On the heels of last week’s finding by the United States Anti-Doping Agency that Tour de France winner and cancer survivor Lance Armstrong sullied his career by participating in one of the “most sophisticated, professionalized and successful doping program that the sport has ever seen,” the Union Cycliste Internationale levied another blow Monday when it pulled all seven of Armstrong’s Tour de France titles.

This is only part of the immediate fallout of the investigation into the cycling team’s practices, because Armstrong’s imprint is linked to the cancer research and support network of the Lance Armstrong Foundation and the LiveStrong organization.

Ironically, the cancer-research foundation and charity have high scores for transparency on the site Charity Navigator, which tracks how charities allocate their funds. It has given Armstrong’s foundation, which invests in cancer research, screening access and education, a higher overall score than peers such as the American Cancer Society.

The foundation is also a highly visible one, known by yellow bracelets one PR expert said amounted to a piece of Americana; wearing one conveyed support for cancer research and for Armstrong, who has survived testicular cancer which metastasized and spread to his lungs, abdomen and brain.

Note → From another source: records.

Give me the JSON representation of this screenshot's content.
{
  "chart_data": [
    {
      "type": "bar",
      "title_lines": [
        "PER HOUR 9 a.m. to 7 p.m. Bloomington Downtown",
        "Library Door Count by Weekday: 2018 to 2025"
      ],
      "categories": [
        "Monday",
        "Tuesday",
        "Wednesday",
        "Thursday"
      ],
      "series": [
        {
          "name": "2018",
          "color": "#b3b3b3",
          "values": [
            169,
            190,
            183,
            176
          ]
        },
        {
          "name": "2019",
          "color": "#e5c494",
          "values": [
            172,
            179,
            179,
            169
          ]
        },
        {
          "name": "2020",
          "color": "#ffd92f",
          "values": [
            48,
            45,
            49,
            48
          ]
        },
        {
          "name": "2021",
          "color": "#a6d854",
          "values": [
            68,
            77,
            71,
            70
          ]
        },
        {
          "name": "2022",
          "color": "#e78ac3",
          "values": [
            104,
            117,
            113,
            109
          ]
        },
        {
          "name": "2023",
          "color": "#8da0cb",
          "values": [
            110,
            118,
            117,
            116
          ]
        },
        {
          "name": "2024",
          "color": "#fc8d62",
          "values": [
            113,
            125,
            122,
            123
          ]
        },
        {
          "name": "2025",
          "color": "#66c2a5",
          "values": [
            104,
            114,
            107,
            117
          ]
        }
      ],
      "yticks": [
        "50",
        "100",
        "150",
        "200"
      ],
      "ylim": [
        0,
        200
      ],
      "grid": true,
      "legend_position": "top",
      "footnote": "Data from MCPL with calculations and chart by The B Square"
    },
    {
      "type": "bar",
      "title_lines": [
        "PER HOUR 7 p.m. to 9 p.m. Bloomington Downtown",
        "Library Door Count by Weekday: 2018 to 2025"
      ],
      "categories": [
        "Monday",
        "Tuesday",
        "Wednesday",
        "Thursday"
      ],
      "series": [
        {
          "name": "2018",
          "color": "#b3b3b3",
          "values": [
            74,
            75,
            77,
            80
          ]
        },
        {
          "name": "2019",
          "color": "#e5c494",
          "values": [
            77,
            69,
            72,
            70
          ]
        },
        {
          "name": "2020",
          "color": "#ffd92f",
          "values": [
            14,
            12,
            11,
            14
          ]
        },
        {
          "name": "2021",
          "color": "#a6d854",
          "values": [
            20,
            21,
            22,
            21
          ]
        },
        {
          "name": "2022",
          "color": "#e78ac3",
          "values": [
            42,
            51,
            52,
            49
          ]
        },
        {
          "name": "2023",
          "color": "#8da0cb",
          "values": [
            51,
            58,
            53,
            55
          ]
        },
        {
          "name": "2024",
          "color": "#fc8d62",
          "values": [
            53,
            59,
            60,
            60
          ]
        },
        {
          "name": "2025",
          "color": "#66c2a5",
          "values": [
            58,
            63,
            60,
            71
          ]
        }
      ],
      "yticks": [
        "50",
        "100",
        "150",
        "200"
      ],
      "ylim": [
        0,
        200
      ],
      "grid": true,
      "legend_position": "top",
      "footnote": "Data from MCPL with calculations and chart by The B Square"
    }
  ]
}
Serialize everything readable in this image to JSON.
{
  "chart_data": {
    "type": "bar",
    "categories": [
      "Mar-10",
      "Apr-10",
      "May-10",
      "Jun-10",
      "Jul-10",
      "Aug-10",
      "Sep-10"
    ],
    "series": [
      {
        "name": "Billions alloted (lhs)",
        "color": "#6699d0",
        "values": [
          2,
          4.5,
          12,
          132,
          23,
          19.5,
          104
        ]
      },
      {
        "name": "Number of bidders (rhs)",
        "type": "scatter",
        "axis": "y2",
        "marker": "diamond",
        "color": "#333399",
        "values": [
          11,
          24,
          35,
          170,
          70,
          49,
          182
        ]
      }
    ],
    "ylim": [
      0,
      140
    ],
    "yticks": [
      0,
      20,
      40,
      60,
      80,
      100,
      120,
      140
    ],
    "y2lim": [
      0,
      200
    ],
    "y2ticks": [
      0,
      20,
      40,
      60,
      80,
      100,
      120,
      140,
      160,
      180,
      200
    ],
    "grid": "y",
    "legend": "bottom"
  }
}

The doping scandal could be a crisis manager’s dream or nightmare, depending on the framework, but the main takeaway from conversations with PR experts we spoke with was that the foundation and LiveStrong, with which they have no affiliation, have brand equity independent of Armstrong, and that the crisis has not put the foundation in a tailspin.

“There isn’t any allegation of financial scandal, or any kind of stain of that kind. This is really a personal issue for Lance Armstrong the man, but it doesn’t really affect the organization,” Mike Huckman, SVP, director of media strategy for the PR firm MSL group told MM&M.

Kim Fox,VP of the crisis management firm Jarrard Phillips Cate Hancock, agreed that the crisis surrounding Cyclist Lance is not a crisis for the foundation of Cancer Survivor Lance. “I don’t think this is going to destroy the organization…I do think people respect him for his fight against cancer,” told MM&M.

At the same time, Fox said that although she thinks Armstrong, who resigned as chairman, will eventually have to walk away from the board entirely, that any sort of separation be measured. For example, she said cutting Armstrong out now could backfire, “I think it’s almost like ‘don’t kick the guy when he’s down.’ I think it would be seen a little as that,” she said.

Although many experts interviewed said the crisis made them think of golfer Tiger Woods, Fox said that while these two situations overlap in terms of personal ramifications, the impact on the foundation may not follow. Fox said the similarity is that both Woods and Armstrong “both had personally strong brands, and then, all of the sudden, this big firestorm.” Woods saw many endorsement deals evaporate following a sex scandal that was revealed in 2010. “Woods has not recovered, personally, as a personal brand,” Fox said, but noted that the LiveStrong the cause “can go on without [Armstrong].” 

Deborah Dick-Rath, president of consulting firm Epic Proportions, told MM&M in an email that the brand is a strong one, and that although it has standing, it needs to “polish the halo, and not hide it.” To this end, Dick-Rath said this means the foundation has to work both the front and back-of-the-house, by promoting “very positive stories in the news about what they’ve achieved,” as well as making sure links and key words bring up the foundation’s good works as opposed to links related to Armstrong’s personal scandal.

To gauge just how, and if, the scandal is having an impact on the charity, Fox said watchers could focus on the flow of donations—fundraising at Susan G. Komen Foundation walks is reported to have fallen off since the Planned Parenthood standoff—and by the yellow bracelets in terms of purchases and “whether people feel strongly enough to remove them from their wrists.”

Although Armstrong never tested positive for doping, USADA’s documentation supporting its conclusion that he used illegal substances to enhance his performance was summed up in more than 200 pages that included information from sworn testimony submitted by members of his US Postal Service Team, which included observations of Armstrong receiving blood transfusions to increase his red blood cell count, use of erythropoietin (known as EPO) to boost his hematocrit levels, and coercion of others to do the same, among other allegations.

Huckman and Dick-Rath both told MM&M that it was far too early to consider overhauling the name. Huckman’s advice—if a name change ends up being necessary, have it be subtle, along the lines of changing the name from the Lance Armstrong Foundation to LiveStrong Foundation, “and find somebody very high-profile and squeaky clean.”